At the heart of the problem is the indebtedness of the local-government-financing-vehicles. These LGFVs are currently desperately treading water and using up to one third of new borrowings just to prevent existing loans from going into default. That the situation is precarious was evidenced by Beijing forcing banks and other lending institutions to roll-over maturing debt by LGFVs worth $800 billion in 2014 for another three years to prevent mass default, and financial panic. It is estimated that LGFVs have borrowed up to $5 trillion, with the vast majority of it tied to an inflated property market.

If the bull is taken by the horns and the government decides to formally recognize what may be more than a trillion dollars’ worth of distressed and non-performing loans, hundreds of billions of dollars will be needed to rescue and recapitalize the balance sheets of state-owned lending institutions. But if they decide to kick the debt can down the road, then an increasingly large proportion of new capital and credit will be tied up paying off existing debt. If so, the stagnating Japan of the 1990s and the first decade of this century will offer a glimpse of China’s economic and fiscal future.
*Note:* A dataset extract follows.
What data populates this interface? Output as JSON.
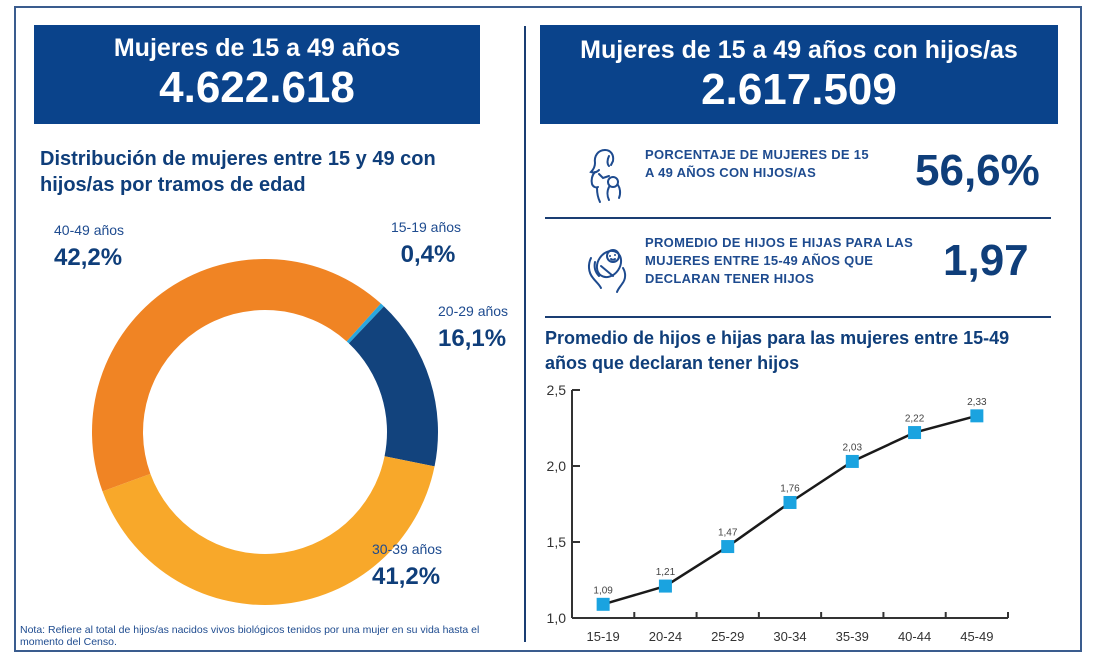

The Communist Party should be worried

There will no longer be a rising fiscal tide to lift all boats which is why Beijing is increasingly agitated about any evidence that even only a soft landing is inevitable. Under any scenario, China will have to choose between competing fiscal priorities: sustaining an inefficient fixed-investment growth model, offering more and better social and public goods, strengthening its military, or offering hundreds of billions in subsidies and other largesse to SOEs to help them meet national industrial and innovation policy targets to name four.

The Communist Party should be worried. The laws of economics, and principles governing fiscal finances, apply to China as it does any other country. Now we will see how ingenious the country’s authoritarian rulers really are.